Self-Organized, Scalable GPS-Free Localization of Wireless Sensors

Wireless sensors are expected to be widely deployed in the near future for a vast variety of applications. Sensing data is not useful unless the location where the data is collected is also known to the end users. Although much work has been done on the positioning of sensor nodes, proposed algorithms often are not applicable in certain environments. Furthermore, there is always a need to reduce their complexity and cost, and to improve accuracy for these algorithms. This work is primarily motivated by a new research project called WINES to deploy wireless sensors to monitor the conditions of London underground and water systems. Global Positioning System (GPS) based positioning methods are not applicable in the underground environments.
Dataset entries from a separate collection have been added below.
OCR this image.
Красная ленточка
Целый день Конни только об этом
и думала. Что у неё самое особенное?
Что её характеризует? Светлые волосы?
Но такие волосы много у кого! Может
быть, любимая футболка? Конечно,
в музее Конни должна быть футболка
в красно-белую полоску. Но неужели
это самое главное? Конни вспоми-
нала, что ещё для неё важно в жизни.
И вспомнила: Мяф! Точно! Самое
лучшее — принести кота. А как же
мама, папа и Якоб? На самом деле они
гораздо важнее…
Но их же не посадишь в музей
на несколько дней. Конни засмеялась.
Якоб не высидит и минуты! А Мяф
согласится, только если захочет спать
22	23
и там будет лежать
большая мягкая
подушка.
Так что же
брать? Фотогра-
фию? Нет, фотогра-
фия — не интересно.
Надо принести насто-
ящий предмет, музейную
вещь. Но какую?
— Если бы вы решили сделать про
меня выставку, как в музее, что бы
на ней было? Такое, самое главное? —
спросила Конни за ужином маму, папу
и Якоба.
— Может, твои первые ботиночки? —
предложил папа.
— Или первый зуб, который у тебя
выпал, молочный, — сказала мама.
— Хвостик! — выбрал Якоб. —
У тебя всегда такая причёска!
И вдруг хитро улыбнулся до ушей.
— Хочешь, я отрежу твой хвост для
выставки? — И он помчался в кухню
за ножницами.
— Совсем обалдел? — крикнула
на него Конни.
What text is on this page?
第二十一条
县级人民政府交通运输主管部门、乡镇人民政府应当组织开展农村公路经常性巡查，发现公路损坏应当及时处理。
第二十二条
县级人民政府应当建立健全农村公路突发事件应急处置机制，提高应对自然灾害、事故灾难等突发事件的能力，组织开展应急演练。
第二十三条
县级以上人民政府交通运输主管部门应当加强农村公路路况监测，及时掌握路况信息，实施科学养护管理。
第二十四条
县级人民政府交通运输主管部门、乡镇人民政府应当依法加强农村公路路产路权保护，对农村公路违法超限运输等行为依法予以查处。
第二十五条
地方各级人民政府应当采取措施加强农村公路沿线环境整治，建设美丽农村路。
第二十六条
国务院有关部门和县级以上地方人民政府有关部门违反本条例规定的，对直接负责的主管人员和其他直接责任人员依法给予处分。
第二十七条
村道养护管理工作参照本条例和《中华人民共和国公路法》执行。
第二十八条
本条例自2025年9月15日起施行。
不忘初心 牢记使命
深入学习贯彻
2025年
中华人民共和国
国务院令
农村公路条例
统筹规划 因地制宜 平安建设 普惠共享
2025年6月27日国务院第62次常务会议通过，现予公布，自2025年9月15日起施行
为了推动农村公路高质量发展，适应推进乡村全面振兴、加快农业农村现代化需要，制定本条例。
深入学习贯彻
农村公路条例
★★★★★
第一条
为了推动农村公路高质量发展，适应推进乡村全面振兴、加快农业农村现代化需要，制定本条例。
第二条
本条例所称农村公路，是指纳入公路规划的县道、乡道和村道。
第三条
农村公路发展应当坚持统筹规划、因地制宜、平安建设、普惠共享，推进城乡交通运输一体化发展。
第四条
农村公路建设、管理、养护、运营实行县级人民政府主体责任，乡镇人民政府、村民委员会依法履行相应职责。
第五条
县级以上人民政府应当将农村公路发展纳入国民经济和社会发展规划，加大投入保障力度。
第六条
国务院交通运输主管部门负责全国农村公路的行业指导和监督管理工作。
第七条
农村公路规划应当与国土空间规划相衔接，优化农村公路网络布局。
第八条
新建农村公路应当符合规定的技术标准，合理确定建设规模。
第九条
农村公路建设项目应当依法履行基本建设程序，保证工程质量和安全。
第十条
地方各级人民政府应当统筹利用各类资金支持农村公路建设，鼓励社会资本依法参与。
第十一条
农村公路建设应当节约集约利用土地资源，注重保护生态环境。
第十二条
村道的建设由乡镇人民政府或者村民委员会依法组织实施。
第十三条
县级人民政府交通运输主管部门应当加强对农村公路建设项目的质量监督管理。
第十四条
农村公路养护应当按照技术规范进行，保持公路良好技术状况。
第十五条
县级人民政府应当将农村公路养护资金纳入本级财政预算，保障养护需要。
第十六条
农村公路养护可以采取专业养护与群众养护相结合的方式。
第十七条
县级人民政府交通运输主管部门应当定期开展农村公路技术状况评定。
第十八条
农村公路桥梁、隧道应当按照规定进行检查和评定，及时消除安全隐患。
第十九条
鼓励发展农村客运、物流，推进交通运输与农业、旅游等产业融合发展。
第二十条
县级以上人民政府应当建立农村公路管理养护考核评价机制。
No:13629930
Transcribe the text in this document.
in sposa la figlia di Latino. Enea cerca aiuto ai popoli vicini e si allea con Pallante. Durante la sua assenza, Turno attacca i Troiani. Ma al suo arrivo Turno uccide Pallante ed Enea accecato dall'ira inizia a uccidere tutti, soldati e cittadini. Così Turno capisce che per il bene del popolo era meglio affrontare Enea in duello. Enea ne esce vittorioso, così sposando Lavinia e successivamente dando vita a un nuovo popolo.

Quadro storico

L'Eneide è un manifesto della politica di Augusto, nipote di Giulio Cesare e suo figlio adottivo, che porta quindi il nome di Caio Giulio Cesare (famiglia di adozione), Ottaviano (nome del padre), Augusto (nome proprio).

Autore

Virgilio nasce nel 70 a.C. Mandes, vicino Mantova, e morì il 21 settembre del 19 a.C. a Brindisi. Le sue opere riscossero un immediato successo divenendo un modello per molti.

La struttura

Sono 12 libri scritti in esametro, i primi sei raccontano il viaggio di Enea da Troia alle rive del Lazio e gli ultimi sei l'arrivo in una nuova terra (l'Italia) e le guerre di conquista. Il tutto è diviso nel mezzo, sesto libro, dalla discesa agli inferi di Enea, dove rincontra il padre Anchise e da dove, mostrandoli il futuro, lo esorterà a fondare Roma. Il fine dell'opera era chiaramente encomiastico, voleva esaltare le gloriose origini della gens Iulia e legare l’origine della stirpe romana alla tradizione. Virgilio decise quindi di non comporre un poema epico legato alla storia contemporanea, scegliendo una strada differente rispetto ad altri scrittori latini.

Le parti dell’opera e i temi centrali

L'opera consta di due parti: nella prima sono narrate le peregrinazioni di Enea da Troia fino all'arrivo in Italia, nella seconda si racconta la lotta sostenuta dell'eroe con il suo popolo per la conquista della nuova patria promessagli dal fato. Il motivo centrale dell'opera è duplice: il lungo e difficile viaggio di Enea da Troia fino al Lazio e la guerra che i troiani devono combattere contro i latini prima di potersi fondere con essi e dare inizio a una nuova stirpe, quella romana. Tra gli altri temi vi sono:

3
In addition, the tunnels and water pipes are not located at the same horizontal level, so existing algorithms proposed for two-dimensional deployment areas become inadequate. To overcome the challenge, we propose and study here a new localization algorithm by extending one proposed for two-dimensional service areas by Capkun et al. Our new scheme is a distributed, self-organized, infrastructure-free positioning algorithm that enables easy and flexible sensor deployment in the harsh environments. Furthermore, our computer simulation reveals that the new scheme achieves a satisfactory, relative average position error of less than 5% when the errors for distance estimations among sensors have a standard deviation of no more than 5%.